Em mais uma noite do festival Sesc Jazz, ontem (20/10, no teatro do Sesc Pompeia, em São Paulo), o saxofonista e compositor norte-americano Gary Bartz foi logo avisando à plateia que não costuma interromper seus shows para receber aplausos, nem mesmo para anunciar a próxima música do repertório.

O veterano jazzista não estava brincando. Só interrompeu o show depois de tocar por mais de uma hora, para recuperar o fôlego. Então trocou o sax alto pelo soprano e anunciou uma pérola de seu repertório naquela noite: “Si Tu Vois Ma Mère” 
 a  singela composição de Sidney Bechet, pioneiro do jazz de New Orleans, que Woody Allen resgatou na trilha sonora de filme “Meia-Noite em Paris” (de 2011).

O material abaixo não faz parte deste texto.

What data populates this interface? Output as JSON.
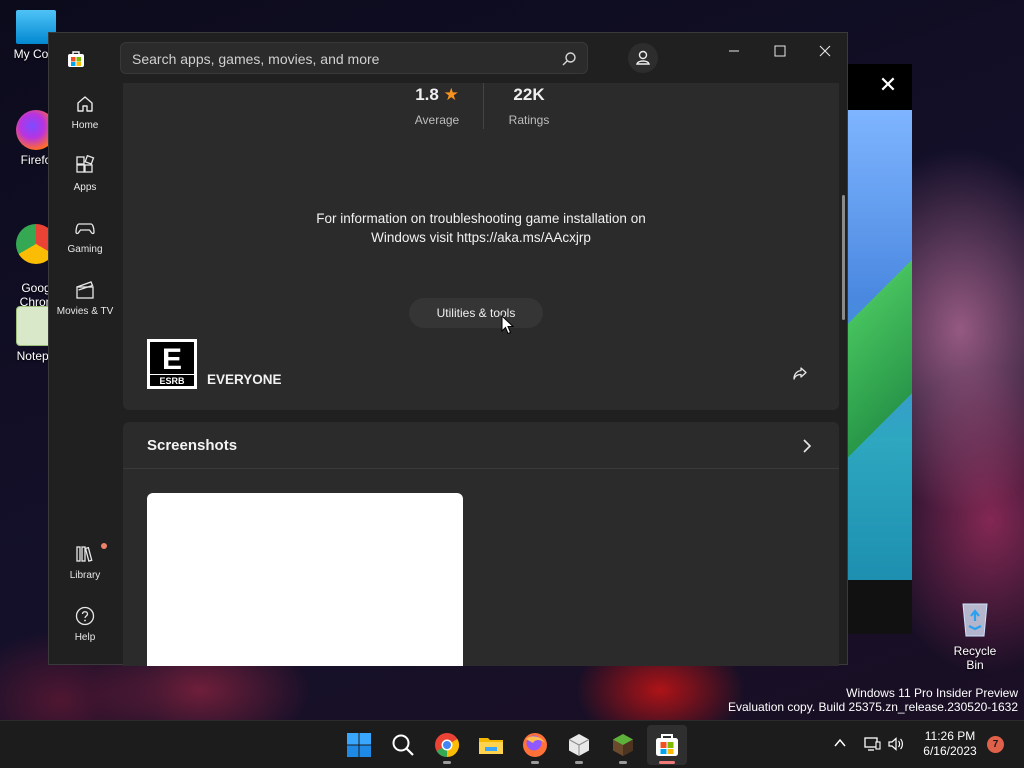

Em seguida, tocou um trecho da melodia de “Ponta de Areia” (de Milton Nascimento), que provocou sorrisos na plateia. Pouco depois veio “Just Friends”, clássica canção americana que os jazzistas tocam com frequência (não à toa gravada por Charlie Parker, o genial saxofonista cuja influência levou Bartz a adotar esse instrumento). Não faltaram também canções compostas pelo próprio Bartz, como “I’ve Known Rivers” e “Precious Energy”, que ele mesmo cantou.

É bem provável que grande parte da plateia estava ali ouvindo Bartz pela primeira vez e que tenha se interessado por ele ao saber de sua parceria com Miles Davis, ainda no final dos anos 1960. Embora seja muito menos conhecido que seu antigo parceiro, Bartz também tocou com outros gigantes do jazz, como Art Blakey, Charles Mingus, Eric Dolphy, McCoy Tyner e Max Roach 
 seu currículo musical é capaz de deixar qualquer jazzista com inveja.    

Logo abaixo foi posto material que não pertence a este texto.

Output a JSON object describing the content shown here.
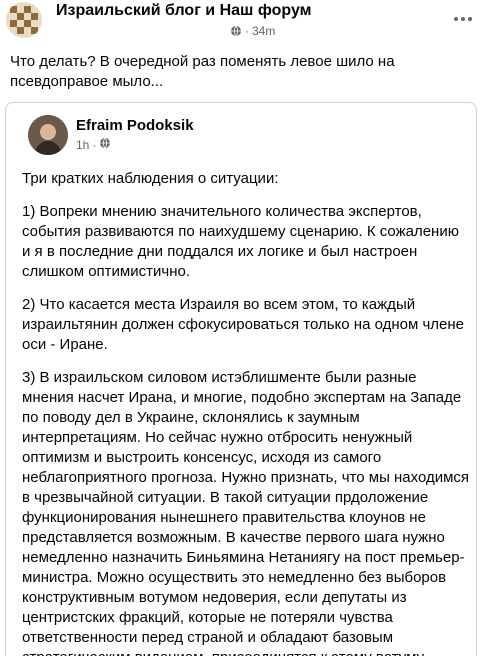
{
  "post": {
    "group_name": "Израильский блог и Наш форум",
    "time": "34m",
    "text": "Что делать? В очередной раз поменять левое шило на псевдоправое мыло..."
  },
  "icons": {
    "privacy": "globe-icon",
    "more": "more-options-icon"
  },
  "shared": {
    "author": "Efraim Podoksik",
    "time": "1h",
    "paragraphs": [
      "Три кратких наблюдения о ситуации:",
      "1) Вопреки мнению значительного количества экспертов, события развиваются по наихудшему сценарию. К сожалению и я в последние дни поддался их логике и был настроен слишком оптимистично.",
      "2) Что касается места Израиля во всем этом, то каждый израильтянин должен сфокусироваться только на одном члене оси - Иране.",
      "3) В израильском силовом истэблишменте были разные мнения насчет Ирана, и многие, подобно экспертам на Западе по поводу дел в Украине, склонялись к заумным интерпретациям. Но сейчас нужно отбросить ненужный оптимизм и выстроить консенсус, исходя из самого неблагоприятного прогноза. Нужно признать, что мы находимся в чрезвычайной ситуации. В такой ситуации прдоложение функционирования нынешнего правительства клоунов не представляется возможным. В качестве первого шага нужно немедленно назначить Биньямина Нетаниягу на пост премьер-министра. Можно осуществить это немедленно без выборов конструктивным вотумом недоверия, если депутаты из центристских фракций, которые не потеряли чувства ответственности перед страной и обладают базовым стратегическим видением, присоединятся к этому вотуму."
    ]
  },
  "colors": {
    "text": "#050505",
    "secondary": "#65676b",
    "border": "#ced0d4"
  }
}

O que importa mesmo é que Bartz e seus talentosos parceiros – Barney McCall (piano), James King (contrabaixo) e Francisco Mella (bateria) 
 cativaram a plateia durante duas horas de show, sem recorrer a um repertório mais conhecido. Ver um músico de 79 anos exercer seu ofício com tanta dedicação e respeito por sua plateia é algo estimulante.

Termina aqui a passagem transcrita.